Lydia (lydiaventi) Grace wrote: "The film Eragon had me in such high hopes, and the first half I was being very flexible but by the end I hated the adaption. The Giver movie was actually really good and t..."

I agree, generally i prefer the book to the film, but it was The Giver film that made me read the book and I was kind of disappointed about the ending in the book.


message 20: by Sophie (new)

Sophie Whittemore | 10 comments The book Thief. Nothing could really compare to how the book was structured as told by deaths point of view. :/


message 21: by Philip (new)

Philip (phenweb) Tom Cruise as the 6'10" Jack Reacher - I mean!


message 22: by Anita (new)

Anita (neet413) | 83 comments The fact that someone even tried to interpret Dreamcatcher into a movie surprises me. The book was great, and the film was just plain horrible. I couldn't imagine someone who hadn't read the book enjoying the movie, so much was left out.

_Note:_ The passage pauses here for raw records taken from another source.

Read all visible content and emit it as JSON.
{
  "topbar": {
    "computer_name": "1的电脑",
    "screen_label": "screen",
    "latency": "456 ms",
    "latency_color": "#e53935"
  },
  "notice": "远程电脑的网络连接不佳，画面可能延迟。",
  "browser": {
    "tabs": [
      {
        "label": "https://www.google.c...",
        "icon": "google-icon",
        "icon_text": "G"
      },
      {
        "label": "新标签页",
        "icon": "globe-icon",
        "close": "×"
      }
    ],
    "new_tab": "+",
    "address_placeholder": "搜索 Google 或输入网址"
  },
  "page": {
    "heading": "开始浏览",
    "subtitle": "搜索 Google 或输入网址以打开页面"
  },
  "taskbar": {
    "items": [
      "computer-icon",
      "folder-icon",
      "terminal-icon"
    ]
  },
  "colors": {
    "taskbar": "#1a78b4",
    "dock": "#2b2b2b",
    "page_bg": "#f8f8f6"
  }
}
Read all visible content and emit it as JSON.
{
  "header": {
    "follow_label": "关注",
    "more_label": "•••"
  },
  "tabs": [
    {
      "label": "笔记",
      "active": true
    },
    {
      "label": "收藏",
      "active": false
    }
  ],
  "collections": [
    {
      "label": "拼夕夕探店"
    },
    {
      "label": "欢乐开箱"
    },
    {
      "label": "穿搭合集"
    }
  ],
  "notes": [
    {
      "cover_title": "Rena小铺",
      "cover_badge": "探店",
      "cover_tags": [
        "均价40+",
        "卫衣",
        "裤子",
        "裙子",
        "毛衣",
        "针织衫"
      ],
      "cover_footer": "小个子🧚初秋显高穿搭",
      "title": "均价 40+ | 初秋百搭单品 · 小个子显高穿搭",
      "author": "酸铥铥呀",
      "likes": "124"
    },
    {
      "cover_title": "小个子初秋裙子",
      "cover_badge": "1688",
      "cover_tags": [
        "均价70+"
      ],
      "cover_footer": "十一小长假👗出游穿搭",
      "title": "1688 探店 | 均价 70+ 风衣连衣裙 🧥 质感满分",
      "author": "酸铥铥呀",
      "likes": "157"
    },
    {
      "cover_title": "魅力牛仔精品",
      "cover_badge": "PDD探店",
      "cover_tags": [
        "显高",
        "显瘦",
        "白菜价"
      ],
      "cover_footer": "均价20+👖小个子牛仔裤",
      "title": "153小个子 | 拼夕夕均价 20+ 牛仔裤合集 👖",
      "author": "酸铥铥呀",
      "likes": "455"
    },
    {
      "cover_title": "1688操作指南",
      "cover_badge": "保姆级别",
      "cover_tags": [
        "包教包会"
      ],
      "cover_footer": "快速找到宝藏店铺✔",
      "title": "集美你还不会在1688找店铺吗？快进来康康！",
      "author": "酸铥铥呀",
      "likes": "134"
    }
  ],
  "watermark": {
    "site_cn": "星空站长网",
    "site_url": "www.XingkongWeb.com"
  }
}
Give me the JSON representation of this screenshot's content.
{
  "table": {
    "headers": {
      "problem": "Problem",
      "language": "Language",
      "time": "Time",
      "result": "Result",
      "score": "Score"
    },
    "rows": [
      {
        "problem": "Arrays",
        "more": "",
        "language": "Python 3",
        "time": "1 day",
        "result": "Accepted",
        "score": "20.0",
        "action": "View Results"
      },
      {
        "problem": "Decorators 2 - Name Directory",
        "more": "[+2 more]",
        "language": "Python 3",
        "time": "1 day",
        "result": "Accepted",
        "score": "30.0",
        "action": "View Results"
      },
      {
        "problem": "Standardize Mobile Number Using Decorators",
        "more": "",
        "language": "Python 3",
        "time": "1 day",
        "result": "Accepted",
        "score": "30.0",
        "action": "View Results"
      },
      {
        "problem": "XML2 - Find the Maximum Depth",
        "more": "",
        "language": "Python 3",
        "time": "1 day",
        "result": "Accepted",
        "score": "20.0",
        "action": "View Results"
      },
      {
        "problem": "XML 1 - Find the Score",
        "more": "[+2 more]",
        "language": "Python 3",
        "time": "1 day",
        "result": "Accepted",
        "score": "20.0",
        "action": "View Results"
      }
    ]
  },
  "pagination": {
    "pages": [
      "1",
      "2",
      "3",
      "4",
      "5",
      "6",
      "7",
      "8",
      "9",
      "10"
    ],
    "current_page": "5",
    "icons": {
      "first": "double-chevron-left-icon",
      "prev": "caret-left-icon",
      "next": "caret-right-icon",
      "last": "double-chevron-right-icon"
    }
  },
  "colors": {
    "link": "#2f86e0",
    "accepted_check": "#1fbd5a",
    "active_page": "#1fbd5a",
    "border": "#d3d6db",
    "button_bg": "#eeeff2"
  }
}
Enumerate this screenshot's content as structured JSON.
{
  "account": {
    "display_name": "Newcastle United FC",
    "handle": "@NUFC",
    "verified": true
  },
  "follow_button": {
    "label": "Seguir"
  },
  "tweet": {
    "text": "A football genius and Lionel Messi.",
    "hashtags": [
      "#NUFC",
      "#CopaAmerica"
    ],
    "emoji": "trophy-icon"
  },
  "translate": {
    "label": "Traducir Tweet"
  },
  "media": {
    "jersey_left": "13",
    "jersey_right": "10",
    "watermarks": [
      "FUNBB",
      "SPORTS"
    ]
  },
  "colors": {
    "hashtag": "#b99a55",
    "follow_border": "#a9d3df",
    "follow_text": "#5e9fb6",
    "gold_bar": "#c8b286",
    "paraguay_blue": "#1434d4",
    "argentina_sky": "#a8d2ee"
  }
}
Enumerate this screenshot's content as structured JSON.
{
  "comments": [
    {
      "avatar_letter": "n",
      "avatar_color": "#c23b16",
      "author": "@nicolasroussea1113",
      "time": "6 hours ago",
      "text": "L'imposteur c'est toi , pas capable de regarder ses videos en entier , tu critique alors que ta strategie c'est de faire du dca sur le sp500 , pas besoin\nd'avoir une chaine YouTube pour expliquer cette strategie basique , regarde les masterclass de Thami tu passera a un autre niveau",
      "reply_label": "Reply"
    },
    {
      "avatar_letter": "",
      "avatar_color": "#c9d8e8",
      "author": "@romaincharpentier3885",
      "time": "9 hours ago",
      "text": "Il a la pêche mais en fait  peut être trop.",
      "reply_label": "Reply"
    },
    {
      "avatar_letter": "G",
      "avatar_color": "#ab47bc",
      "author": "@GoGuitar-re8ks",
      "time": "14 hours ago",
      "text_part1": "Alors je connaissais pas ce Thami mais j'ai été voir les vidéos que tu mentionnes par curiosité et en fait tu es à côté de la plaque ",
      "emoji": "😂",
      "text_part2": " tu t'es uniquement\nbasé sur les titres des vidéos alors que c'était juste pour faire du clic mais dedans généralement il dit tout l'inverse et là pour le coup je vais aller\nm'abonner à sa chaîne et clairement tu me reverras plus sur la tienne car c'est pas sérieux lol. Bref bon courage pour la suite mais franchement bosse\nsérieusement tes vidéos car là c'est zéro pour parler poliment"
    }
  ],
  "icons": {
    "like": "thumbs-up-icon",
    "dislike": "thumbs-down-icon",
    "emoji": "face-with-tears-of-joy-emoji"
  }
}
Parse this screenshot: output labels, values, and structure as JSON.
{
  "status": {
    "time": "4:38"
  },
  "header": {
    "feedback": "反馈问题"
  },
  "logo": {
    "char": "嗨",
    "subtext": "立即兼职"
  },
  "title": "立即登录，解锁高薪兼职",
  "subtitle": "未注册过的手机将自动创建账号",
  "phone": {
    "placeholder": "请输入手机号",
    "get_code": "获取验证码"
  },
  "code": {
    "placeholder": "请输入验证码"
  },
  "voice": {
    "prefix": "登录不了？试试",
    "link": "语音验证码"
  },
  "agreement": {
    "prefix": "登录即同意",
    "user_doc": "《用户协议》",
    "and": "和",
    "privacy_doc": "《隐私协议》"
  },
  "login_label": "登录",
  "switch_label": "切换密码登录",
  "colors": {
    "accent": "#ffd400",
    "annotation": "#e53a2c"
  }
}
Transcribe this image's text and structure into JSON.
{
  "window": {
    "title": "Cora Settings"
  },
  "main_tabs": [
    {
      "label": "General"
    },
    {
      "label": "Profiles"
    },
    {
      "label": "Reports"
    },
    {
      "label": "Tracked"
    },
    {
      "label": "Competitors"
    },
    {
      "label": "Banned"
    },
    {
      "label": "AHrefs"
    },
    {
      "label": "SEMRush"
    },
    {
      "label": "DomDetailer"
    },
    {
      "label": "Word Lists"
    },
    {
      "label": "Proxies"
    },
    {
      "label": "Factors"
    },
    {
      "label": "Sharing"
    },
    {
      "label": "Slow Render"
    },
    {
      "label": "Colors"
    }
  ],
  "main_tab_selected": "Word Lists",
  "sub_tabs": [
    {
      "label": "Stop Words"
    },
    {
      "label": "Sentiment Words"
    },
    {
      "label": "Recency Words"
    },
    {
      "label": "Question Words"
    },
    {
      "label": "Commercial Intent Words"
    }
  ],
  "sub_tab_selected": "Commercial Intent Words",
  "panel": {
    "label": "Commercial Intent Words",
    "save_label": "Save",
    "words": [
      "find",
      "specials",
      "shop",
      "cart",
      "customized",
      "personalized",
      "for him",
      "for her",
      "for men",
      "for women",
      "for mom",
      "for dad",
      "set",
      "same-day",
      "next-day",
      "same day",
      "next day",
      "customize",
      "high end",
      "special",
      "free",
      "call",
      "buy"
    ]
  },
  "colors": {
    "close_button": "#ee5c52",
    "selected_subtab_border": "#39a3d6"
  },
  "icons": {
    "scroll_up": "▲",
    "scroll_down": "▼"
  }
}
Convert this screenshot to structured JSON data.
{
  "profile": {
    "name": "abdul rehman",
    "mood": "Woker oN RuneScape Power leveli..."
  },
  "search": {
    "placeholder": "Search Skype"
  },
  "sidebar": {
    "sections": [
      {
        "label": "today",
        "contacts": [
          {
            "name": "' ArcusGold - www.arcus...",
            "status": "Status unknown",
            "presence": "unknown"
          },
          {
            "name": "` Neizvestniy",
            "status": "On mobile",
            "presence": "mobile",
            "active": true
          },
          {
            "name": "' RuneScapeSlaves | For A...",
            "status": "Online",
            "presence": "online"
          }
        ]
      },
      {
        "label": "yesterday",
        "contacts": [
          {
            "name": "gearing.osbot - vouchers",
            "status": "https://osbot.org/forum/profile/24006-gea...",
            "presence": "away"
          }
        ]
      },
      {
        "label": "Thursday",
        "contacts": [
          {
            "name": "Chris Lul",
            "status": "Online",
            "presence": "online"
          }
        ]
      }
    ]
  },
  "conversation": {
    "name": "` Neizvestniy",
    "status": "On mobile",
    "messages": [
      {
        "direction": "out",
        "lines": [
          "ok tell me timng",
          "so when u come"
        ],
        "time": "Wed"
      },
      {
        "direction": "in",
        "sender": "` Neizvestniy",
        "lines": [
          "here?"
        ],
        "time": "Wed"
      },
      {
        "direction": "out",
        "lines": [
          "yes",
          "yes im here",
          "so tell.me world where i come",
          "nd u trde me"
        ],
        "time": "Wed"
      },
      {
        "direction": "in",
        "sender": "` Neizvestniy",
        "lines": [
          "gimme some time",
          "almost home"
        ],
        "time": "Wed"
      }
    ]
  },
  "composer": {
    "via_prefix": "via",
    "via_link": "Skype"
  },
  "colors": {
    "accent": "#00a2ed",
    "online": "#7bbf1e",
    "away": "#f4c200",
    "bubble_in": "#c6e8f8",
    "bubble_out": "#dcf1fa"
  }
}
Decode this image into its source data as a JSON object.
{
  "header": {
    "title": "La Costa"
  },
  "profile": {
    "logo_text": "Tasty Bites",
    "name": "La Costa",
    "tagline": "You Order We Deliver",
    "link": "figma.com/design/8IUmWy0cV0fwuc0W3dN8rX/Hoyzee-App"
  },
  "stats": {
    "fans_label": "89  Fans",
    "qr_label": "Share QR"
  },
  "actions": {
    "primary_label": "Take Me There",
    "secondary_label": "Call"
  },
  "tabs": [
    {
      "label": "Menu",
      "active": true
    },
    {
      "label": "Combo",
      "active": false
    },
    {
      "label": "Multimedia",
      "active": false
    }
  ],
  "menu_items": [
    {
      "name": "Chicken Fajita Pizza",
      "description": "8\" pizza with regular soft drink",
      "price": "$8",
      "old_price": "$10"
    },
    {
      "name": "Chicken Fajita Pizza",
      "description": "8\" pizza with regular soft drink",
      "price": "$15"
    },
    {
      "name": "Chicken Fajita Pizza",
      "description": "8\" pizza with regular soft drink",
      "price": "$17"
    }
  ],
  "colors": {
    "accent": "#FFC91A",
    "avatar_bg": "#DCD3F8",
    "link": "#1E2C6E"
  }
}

message 23: by Lenita (new)

Lenita Sheridan I remember one book I read that was exactly like the movie and that was Robin Cook's Coma.


message 24: by Philip (new)

Philip Dodd (philipdodd) | 2 comments The film version of the novel The Go-Between by L.P. Hartley nailed the book very well, I thought, and I liked the haunting piano tune which was its theme music.

The Go-Between by L.P. Hartley


message 25: by Sarah (new)

Sarah | 82 comments Unfortunately, I watched "Interview with the Vampire" before reading the book by Anne Rice... The movie & the book were totally different, which made getting thru the book a challenge.

Also, on the comment of HP... Filmmakers also butchered "HP & The Half Blood Prince", seeing as they never addressed the purpose of the title in the movie.

I think all Hunger Games movies were done really well & held true to the trilogy.


message 26: by L.R. (new)

L.R. Hughes The Constant Gardener

The movie was brilliant, as was the book. A suspense novel with a conscience.


message 27: by Faith (new)

Faith McKay (faithmckay) | 26 comments Sarah wrote: "Unfortunately, I watched "Interview with the Vampire" before reading the book by Anne Rice... The movie & the book were totally different, which made getting thru the book a challenge.

Also, on th..."


I agree with everything you said! I loved The Hunger Games movies!

I know a lot of people are saying they enjoyed the movie for The Giver better, but I agree with the original person to bring it up, I love that book and didn't appreciate the changes. I didn't hate the movie but it felt meh to me--disconnected.


message 28: by A.J. (new)

A.J. Norfield (ajnorfield) | 38 comments Into the wild! Both the book and movie are excellent, though slightly different.


message 29: by John (new)

John Lefevere (johnlefevere) | 20 comments Philip wrote: "Tom Cruise as the 6'10" Jack Reacher - I mean!"

Absolutely right, although I think Reacher is closer to 6'6" in the books. In the books, the bad guys will back off because Reacher is so imposing - but Cruise is shorter than most, so where is that intimidation factor?

The strange thing about the selection of Cruise is that Lee Child went along with it. Although it's hard to think of who else would have been considered, seems to me even using former NFL star Howie Long would have been truer to character. Thoughts?